Unputdownables is hosting a Villette by Charlotte Bronte read-a-long for the next couple of months.  And this is the first week of discussion.

For this week, we had to read the first five chapters of the novel.

The narrator begins by talking of her godmother and her family in Bretton and how she enjoyed being at their house.  We soon learn in the first chapter that her godmother has agreed to take charge of a young girl, Paulina, who has lost her mother and whose father has been told to travel to calm his ailments and recover from grief.

Miss Lucy Snowe is our narrator and she loves to observe her family members and Paulina as they interact with one another and when they are alone.  She has a particular interest in Paulina (Polly) given that the young girl wants to accomplish so much without help, but is not tall enough to complete certain tasks on her own at least not without difficulty.  What’s intriguing is the relationship that blossoms between Mrs. Bretton’s son, Graham, and Paulina.  Without her father, she seems to be seeking another man to look up to and take care of, but Graham is a young man in school with his own priorities and friends, though he does enjoy spending time teasing Paulina.

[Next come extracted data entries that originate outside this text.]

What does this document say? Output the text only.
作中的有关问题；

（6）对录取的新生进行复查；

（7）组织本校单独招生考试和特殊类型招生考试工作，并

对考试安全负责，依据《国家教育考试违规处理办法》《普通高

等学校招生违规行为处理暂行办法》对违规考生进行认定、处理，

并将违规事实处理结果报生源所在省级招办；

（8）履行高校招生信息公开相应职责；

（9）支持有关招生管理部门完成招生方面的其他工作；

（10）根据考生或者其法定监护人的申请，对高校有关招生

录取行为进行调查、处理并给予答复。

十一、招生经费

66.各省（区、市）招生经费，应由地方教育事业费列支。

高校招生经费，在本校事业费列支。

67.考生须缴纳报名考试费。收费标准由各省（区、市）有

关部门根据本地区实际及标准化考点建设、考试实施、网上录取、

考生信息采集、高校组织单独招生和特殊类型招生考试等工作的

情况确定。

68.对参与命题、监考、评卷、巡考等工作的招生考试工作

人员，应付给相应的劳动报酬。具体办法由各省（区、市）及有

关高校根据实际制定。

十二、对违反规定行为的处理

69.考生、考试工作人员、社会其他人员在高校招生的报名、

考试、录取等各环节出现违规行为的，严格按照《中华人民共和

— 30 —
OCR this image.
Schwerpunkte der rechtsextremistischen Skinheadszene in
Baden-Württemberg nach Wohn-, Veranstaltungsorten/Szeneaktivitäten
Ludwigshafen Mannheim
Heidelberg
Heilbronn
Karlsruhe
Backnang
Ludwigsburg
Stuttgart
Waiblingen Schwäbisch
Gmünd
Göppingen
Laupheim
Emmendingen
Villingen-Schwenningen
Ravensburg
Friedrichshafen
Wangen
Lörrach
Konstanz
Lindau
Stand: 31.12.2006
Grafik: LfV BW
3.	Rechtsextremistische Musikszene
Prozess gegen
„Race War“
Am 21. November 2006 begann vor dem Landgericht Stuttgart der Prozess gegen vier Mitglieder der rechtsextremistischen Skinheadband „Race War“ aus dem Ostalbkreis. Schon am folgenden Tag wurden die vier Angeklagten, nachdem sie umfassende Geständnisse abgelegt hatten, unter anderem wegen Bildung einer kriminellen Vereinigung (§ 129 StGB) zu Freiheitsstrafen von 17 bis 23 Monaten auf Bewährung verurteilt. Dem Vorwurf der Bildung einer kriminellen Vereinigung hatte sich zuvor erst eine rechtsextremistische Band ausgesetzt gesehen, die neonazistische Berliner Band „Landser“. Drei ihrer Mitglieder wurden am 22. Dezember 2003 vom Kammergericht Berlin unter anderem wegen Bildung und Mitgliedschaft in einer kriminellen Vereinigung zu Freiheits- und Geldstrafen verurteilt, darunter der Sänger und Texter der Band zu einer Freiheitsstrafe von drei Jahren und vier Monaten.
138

There also are some similarities between Polly and Lucy in how they interact with others, seeming to want more attention, but unsure how to get it without seeming overly needy.  While Polly takes it to the needy extreme, Lucy often seems too aloof.

Alas, things change and Miss Snowe and Paulina must part company with the Brettons and face the next leg of their own journeys.  The narrator finds herself looking for engagement once at home and is offered one position with a neighbor in need of consistent assistance.  Brontë inserts some Gothic elements in the narration — especially the storms and Aurora Borealis — which provide readers with an atmosphere of mystery and suspense.

While it is unclear where the narration is headed and what will happen to Miss Snowe given her current financial circumstances, it is clear that she is a character of determination and intuition.  It will be interesting to see where this leads.

***As an aside, I’ve purposely not read much about this novel or any reviews to keep my experience with it unencumbered.

Stay tuned next Thursday, Feb. 17, 2011, for the next discussion.

  • I feel quite the same, after this little taste, I am eager to know more about Lucy and what will happen to her. I’m also reading this with little to no influence or prior knowledge of the plot, it’s how I prefer to read classics!

  • How interesting your point about the similarities between Polly and Lucy! I actually think Polly is there mostly as a contrast to Lucy, but I see your point. Lucy is shy about asking for attention – maybe she thinks she’s not worthy of it? Maybe there’s an internal battle between getting some attention and the need to be a part of the background and just an observer.

  • I have thought about the interaction between Polly and Grahame, and how precocious/annoying Polly is to me, but I hadn’t considered the similarities between Polly and Lucy. It’s true, what you point out, that they both want attention, and, in my opinion, affirmation. But Lucy goes about it so subtly, almost hiding herself, while Polly is filled with much more bravado and confidence. I know that I’m immediately drawn to Lucy, and I’m so curious to find out more about her.

    • I like how Bronte juxtaposed Polly and Lucy. I found that interesting. I can’t wait to see what happens next, though I kind of hope we see Polly when she’s a little more grown up than six.

  • I’m actually really getting into this one!! Great summary..thanks for it!

    • I’m glad that you stopped by to check out my thoughts. I have to catch up on some others’ posts as well.

  • Mady

    I have also read next to nothing about this book before starting the read along. I want Charlotte Bronte to be the one telling me Villette’s story 🙂 And so far I’ve been quite engaged.
    And I did not know that Aurora Borealis could be seen in England!

    • I didn’t know that the Aurora could be seen in England either. I was surprised by that as well. I really like not to know too much about the book when I start.

  • I don’t think I’ve even heard of this book before. I’ve only read Jayne Eyre a LONG time ago.
    Ladytink_534´s last blog post ..Still Armed Still Dangerous Still Got It

    • I have never read Jane Eyre! I think if I like this one, that will be next on my classics list.

  • Amy

    I thought Polly was a strange character and I would have liked a little bit more about Lucy and what her days were like at Bretton, she was there for 6 months. She seems very quiet and easily content. I’m also interested to see where she ends up.

    I didn’t think about the aurora borealis being part of the Gothic themes but that makes sense…thank you!

    My thoughts are posted: Thoughts on Villette
    Amy´s last blog post ..Villette Read-a-long- Week One

    • The first five chapters did fly by, making the timeline seem shorter than it was.

  • Yeah, Polly was an odd duck–almost unreal in her oddity. I’m looking forward to seeing where it all leads.

    • Even though Polly is odd, I hope we get to see her again.

  • I found the beginning section with Polly very odd – she is a strange little girl!
    Carrie K.´s last blog post ..Book Review- Changing My Mind- Occasional Essays by Zadie Smith

  • Looking forward to your final thoughts on this one. I’ve heard it’s not terribly exciting, so I’m taking a wait and see approach. Have fun!
    Anna´s last blog post ..The Girl’s Thoughts on Meet Molly American Girl by Valerie Tripp

    • I heard similar things, but I like to read books to find out what I think of them regardless of negative reviews. It just may take me longer to get to them as I get over the initial trepidation.